Das Handling der F 900 R

Und auch ich vergesse schliesslich die Nähmaschinen-artige Geräuschkulisse, sobald die F 900 R auf kurvige Landstrassen trifft. Denn dort, auf den ungeraden Wegen nämlich, öffnet sich schliesslich auch mein Herz. Und das schafft die Nackerte in erster Linie dank ihres Fahrwerks. Natürlich war auf der Testmaschine die Bestausstattung verbaut, ein Dämpfer mit 142mm Federweg, der dank Dynamic-ESA zum semi-aktivem Federbein wird.
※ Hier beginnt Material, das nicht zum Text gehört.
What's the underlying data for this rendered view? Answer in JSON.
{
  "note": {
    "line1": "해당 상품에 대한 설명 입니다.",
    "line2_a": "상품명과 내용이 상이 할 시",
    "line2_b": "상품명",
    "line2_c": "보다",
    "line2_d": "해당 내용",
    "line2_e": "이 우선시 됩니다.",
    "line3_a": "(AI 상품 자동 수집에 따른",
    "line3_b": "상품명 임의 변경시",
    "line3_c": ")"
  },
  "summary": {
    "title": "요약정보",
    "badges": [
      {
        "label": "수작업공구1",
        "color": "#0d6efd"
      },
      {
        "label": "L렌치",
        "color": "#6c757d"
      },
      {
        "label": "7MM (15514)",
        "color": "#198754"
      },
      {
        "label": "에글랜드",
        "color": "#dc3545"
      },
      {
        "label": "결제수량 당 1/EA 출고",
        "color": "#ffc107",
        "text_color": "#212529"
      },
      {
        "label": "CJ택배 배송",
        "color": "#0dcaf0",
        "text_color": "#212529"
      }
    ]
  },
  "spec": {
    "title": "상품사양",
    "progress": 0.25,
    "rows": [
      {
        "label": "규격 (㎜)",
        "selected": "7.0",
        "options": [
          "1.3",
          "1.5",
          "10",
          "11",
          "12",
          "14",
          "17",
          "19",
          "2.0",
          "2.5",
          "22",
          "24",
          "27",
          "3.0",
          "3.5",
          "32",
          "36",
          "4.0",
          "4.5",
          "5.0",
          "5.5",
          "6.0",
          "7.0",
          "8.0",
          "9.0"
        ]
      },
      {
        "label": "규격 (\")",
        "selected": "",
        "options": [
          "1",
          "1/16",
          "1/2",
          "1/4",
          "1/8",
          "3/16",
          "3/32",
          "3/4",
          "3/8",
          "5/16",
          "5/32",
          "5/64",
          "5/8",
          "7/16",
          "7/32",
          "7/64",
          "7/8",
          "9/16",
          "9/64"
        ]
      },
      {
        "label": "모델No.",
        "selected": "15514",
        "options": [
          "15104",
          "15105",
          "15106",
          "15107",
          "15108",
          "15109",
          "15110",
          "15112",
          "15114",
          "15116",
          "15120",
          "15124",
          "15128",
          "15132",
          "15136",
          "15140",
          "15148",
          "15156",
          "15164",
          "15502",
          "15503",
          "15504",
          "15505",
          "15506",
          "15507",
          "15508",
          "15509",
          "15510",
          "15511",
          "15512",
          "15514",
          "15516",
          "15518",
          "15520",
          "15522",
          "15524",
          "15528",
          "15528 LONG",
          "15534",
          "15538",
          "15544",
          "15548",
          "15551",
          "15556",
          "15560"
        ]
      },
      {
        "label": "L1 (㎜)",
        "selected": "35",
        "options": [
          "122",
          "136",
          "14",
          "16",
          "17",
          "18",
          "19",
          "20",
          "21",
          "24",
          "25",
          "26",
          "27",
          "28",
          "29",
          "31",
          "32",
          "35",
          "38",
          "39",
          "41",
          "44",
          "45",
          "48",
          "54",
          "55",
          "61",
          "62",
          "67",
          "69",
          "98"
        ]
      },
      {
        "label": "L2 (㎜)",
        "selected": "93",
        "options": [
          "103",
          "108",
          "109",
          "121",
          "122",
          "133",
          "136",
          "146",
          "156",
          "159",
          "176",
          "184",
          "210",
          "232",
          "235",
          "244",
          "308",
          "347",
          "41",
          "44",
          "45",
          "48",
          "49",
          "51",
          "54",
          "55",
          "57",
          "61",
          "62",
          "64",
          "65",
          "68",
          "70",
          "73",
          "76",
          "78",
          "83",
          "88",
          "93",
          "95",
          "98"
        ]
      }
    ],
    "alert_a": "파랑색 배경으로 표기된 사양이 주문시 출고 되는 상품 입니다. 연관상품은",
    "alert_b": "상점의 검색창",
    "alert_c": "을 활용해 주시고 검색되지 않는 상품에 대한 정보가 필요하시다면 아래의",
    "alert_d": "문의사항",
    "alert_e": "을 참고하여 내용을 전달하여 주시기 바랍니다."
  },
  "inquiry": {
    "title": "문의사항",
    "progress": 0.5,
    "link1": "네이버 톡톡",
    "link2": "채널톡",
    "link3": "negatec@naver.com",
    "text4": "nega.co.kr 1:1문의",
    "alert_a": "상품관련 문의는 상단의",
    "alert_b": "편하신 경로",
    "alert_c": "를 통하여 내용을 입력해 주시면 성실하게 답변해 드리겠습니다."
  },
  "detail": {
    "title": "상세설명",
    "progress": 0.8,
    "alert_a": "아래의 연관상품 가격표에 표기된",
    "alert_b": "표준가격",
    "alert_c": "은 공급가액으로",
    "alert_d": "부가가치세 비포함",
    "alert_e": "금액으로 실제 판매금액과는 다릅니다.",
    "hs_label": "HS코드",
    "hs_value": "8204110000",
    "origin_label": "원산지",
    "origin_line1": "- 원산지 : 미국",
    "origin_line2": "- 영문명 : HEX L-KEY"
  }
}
Vorne lässt sich in keiner Ausstattungsvariante etwas verstellen, was aber definitiv nicht notwendig ist, der 135mm lange Federweg der 43mm Up- Side-Down Gabel erledigt seinen Job wirklich hervorragend. Die beiden Räder, bereift mit Bridgestone S21 Gummis, bleiben ständig im Kontakt mit der Strasse. Das Motorrad ist ausgesprochen stabil, lässt sich auch durch wilde Herumturnerei im Sattel und schnelle Richtungswechsel nicht aus der Ruhe bringen. Ausreichend komfortabel und trotzdem keine Schauklerei. Absolut grossartig. Die F 900 R ist sicherlich nicht das agilste Mittelklasse-Nakedbike. Aber dennoch ausgesprochen einfach in der Bedienung und enorm kompetent in sportlichen Belangen.

Bremstest mit der F 900 R

Die Bremsen passen auch ins Gesamtkonzept, zwei 320mm Scheiben vorne mit radial montieren Brembo-Vierkolbensätteln stoppen fahrfertige 212kg vehement, aber nur, wenn der Fahrer danach verlangt. Die feine Dosierung über den verstellbaren Hebel nämlich gelingt mühelos. Die 265mm grosse Scheibe hinten hat auf meinem Testbike eine Statistenrolle übernommen, gespürt hab ich mit ihr in erster Linie ABS-Rütteln, aber bis dahin nicht sonderlich viel Bremskraft. Nicht weiter tragisch. Übrigens, wer mehr Geld als den Basispreis in die Hand nimmt, der bekommt auch noch ABS Pro obendrauf, ein Antiblockiersystem also, welches schräglagenabhängig arbeitet. Apropos Schräglage: Greift man während einer solchen in die Vorderradbremse, dann neigt die R dazu, sich aufrichten zu wollen. Die 800er hat es ihr sozusagen vorgelebt und vollständig ablegen kann auch das aktuelle Modell diese Neigung nicht. Allerdings stört diese im normalen und flotten Fahrbetrieb aber nicht weiter.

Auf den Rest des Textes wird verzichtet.